Re: Categorisation and Prototypes

From: Hooper, Molly (MH395@psy.soton.ac.uk)
Date: Fri May 24 1996 - 17:05:58 BST


What is the classical view of Categorisation?

Categorisation, similarly classed as categorical perception, as John
R. Anderson in his book "Cognitive Psychology and its Implications" of
1995 states, refers to the perception of stimuli as belonging in
distinct, discreet categories, and, the failure to perceive the
graduations among stimuli present within a particular category. This
classical view of Categorisation can be explained further by
exploring investigations conducted in 1969 by Allan Paivio who
studied "Mental Representations" in conjunction with a dual coding
approach and produced some remarkable insights. It appears that
Categorisation occurs when the visual and auditary systems of an
individual is organised by the mind into discreet and completely
distinct categories whose members seem to resemble one another more
so than they would resemble those members present in other
categories. An example of this phenomenon can be found in Stevan
Harnad's book of 1990 "Categorical Perception: The groundwork of
Cognition" where he examines colour categories. Harnad argues that
colours differ, physically , only in their wavelengths, which
gradually become shorter across the spectrum of visible colours.
However, the individual person will perceive qualitative changes from
red to orange to yellow to green, and so on. Such prompt
superordinate classification suggests that abstract information is
stored in organised categories, as it has been proved even in very young
children.
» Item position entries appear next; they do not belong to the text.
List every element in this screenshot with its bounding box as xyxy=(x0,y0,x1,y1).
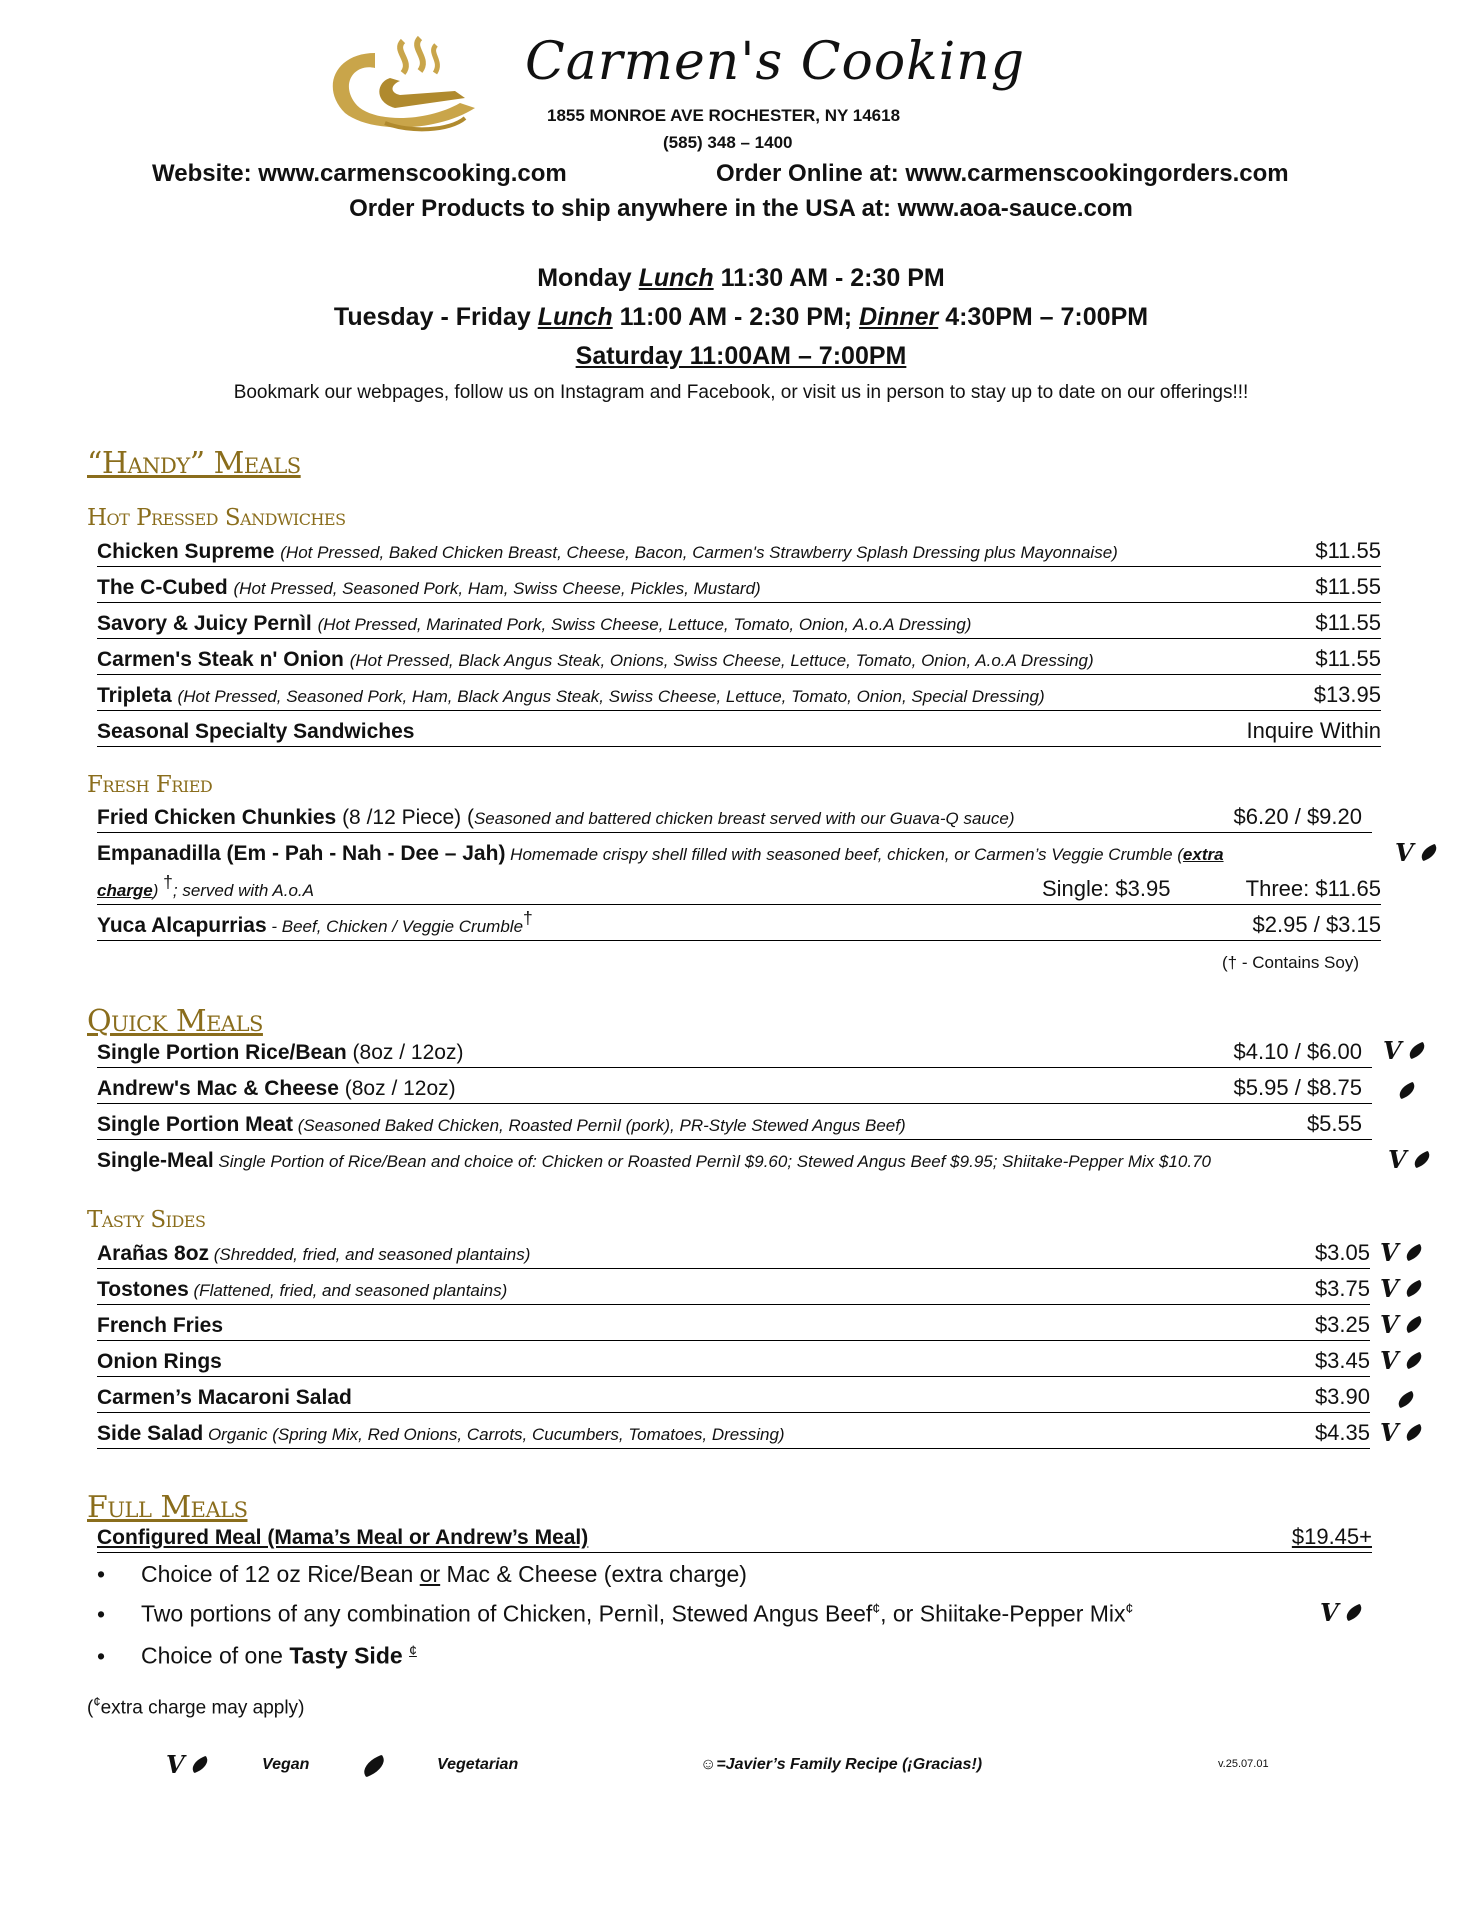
menu-item: Single Portion Meat (Seasoned Baked Chicken, Roasted Pernìl (pork), PR-Style Stewed Angus Beef) $5.55 xyxy=(97,1107,1372,1140)
legend-vegan: Vegan xyxy=(262,1756,310,1773)
subsection-tasty-sides: Tasty Sides xyxy=(87,1207,206,1233)
menu-item: Arañas 8oz (Shredded, fried, and seasoned plantains) $3.05 xyxy=(97,1236,1370,1269)
vegan-icon: V xyxy=(1380,1310,1423,1339)
hours-tue-fri: Tuesday - Friday Lunch 11:00 AM - 2:30 PM; Dinner 4:30PM – 7:00PM xyxy=(333,303,1149,331)
vegan-icon: V xyxy=(1383,1036,1426,1065)
vegan-icon: V xyxy=(1380,1238,1423,1267)
menu-item: Single-Meal Single Portion of Rice/Bean and choice of: Chicken or Roasted Pernìl $9.60; Stewed Angus Beef $9.95; Shiitake-Pepper Mix $10.70 xyxy=(97,1149,1212,1172)
bullet-item: • Two portions of any combination of Chicken, Pernìl, Stewed Angus Beef¢, or Shiitake-Pepper Mix¢ xyxy=(97,1600,1134,1627)
menu-item: Tripleta (Hot Pressed, Seasoned Pork, Ham, Black Angus Steak, Swiss Cheese, Lettuce, Tomato, Onion, Special Dressing) $13.95 xyxy=(97,678,1381,711)
vegan-icon: V xyxy=(166,1750,209,1779)
menu-item: Savory & Juicy Pernìl (Hot Pressed, Marinated Pork, Swiss Cheese, Lettuce, Tomato, Onion, A.o.A Dressing) $11.55 xyxy=(97,606,1381,639)
ship-products-link[interactable]: Order Products to ship anywhere in the USA at: www.aoa-sauce.com xyxy=(349,195,1133,222)
subsection-hot-pressed: Hot Pressed Sandwiches xyxy=(87,505,346,531)
cent-note: (¢extra charge may apply) xyxy=(87,1694,305,1719)
order-online-link[interactable]: Order Online at: www.carmenscookingorders.com xyxy=(716,160,1289,187)
menu-item: Yuca Alcapurrias - Beef, Chicken / Veggie Crumble† $2.95 / $3.15 xyxy=(97,908,1381,941)
vegan-icon: V xyxy=(1380,1346,1423,1375)
legend-vegetarian: Vegetarian xyxy=(437,1756,519,1773)
hours-saturday: Saturday 11:00AM – 7:00PM xyxy=(575,342,907,370)
menu-item: Carmen's Steak n' Onion (Hot Pressed, Black Angus Steak, Onions, Swiss Cheese, Lettuce, Tomato, Onion, A.o.A Dressing) $11.55 xyxy=(97,642,1381,675)
subsection-fresh-fried: Fresh Fried xyxy=(87,772,213,798)
bookmark-note: Bookmark our webpages, follow us on Instagram and Facebook, or visit us in person to stay up to date on our offerings!!! xyxy=(233,382,1249,403)
bullet-item: • Choice of one Tasty Side ¢ xyxy=(97,1642,417,1669)
menu-item: Carmen’s Macaroni Salad $3.90 xyxy=(97,1380,1370,1413)
bullet-item: • Choice of 12 oz Rice/Bean or Mac & Cheese (extra charge) xyxy=(97,1561,747,1587)
vegetarian-icon xyxy=(362,1752,386,1778)
legend-family-recipe: ☺=Javier’s Family Recipe (¡Gracias!) xyxy=(700,1756,983,1773)
vegan-icon: V xyxy=(1388,1145,1431,1174)
version-label: v.25.07.01 xyxy=(1218,1758,1269,1770)
vegan-icon: V xyxy=(1380,1274,1423,1303)
menu-item: Chicken Supreme (Hot Pressed, Baked Chicken Breast, Cheese, Bacon, Carmen's Strawberry Splash Dressing plus Mayonnaise) $11.55 xyxy=(97,534,1381,567)
section-quick-meals: Quick Meals xyxy=(87,1004,263,1039)
menu-item: Andrew's Mac & Cheese (8oz / 12oz) $5.95 / $8.75 xyxy=(97,1071,1372,1104)
vegan-icon: V xyxy=(1380,1418,1423,1447)
soy-note: († - Contains Soy) xyxy=(1222,953,1359,972)
section-full-meals: Full Meals xyxy=(87,1490,248,1525)
carmens-cooking-logo xyxy=(315,33,485,138)
vegetarian-icon xyxy=(1397,1385,1415,1411)
website-link[interactable]: Website: www.carmenscooking.com xyxy=(152,160,567,187)
restaurant-title: Carmen's Cooking xyxy=(525,32,1026,92)
menu-item: Fried Chicken Chunkies (8 /12 Piece) (Seasoned and battered chicken breast served with our Guava-Q sauce) $6.20 / $9.20 xyxy=(97,800,1372,833)
address: 1855 MONROE AVE ROCHESTER, NY 14618 xyxy=(547,106,901,125)
menu-item: Empanadilla (Em - Pah - Nah - Dee – Jah) Homemade crispy shell filled with seasoned beef, chicken, or Carmen’s Veggie Crumble (extra xyxy=(97,842,1224,865)
menu-item: Side Salad Organic (Spring Mix, Red Onions, Carrots, Cucumbers, Tomatoes, Dressing) $4.35 xyxy=(97,1416,1370,1449)
vegan-icon: V xyxy=(1395,838,1438,867)
menu-item: The C-Cubed (Hot Pressed, Seasoned Pork, Ham, Swiss Cheese, Pickles, Mustard) $11.55 xyxy=(97,570,1381,603)
menu-item: French Fries $3.25 xyxy=(97,1308,1370,1341)
vegan-icon: V xyxy=(1320,1598,1363,1627)
menu-item: Onion Rings $3.45 xyxy=(97,1344,1370,1377)
menu-item: Configured Meal (Mama’s Meal or Andrew’s Meal) $19.45+ xyxy=(97,1520,1372,1553)
menu-item: Single Portion Rice/Bean (8oz / 12oz) $4.10 / $6.00 xyxy=(97,1035,1372,1068)
menu-item: charge) †; served with A.o.A Single: $3.95 Three: $11.65 xyxy=(97,872,1381,905)
menu-item: Seasonal Specialty Sandwiches Inquire Within xyxy=(97,714,1381,747)
section-handy-meals: “Handy” Meals xyxy=(87,446,301,481)
hours-monday: Monday Lunch 11:30 AM - 2:30 PM xyxy=(537,264,945,292)
phone: (585) 348 – 1400 xyxy=(663,133,793,152)
menu-item: Tostones (Flattened, fried, and seasoned plantains) $3.75 xyxy=(97,1272,1370,1305)
vegetarian-icon xyxy=(1398,1076,1416,1102)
Similarly, this process is true of appreciating musical
pitches where slight increasing changes of frequency begin to be heard
as categorical changes from C to C sharp to D to E flat. In each
particular case, discreet specifics are quickly subordinated to
broad categorical criteria , envelopes which subsume constant common
attributes. This conception supposes that related events are grouped
into concept ladders, and maintained with the aid of mnemonic summary
codes. These "perceptual boundaries" have evolved along a physical
continuum, separating it into discrete regions "with qualitative
resemblances within each category and qualitative resemblances
between them." Therefore, this classical view of Categorisation,
incorporating these bounded categories, may indeed provide the
groundwork for our higher-order cognition and language.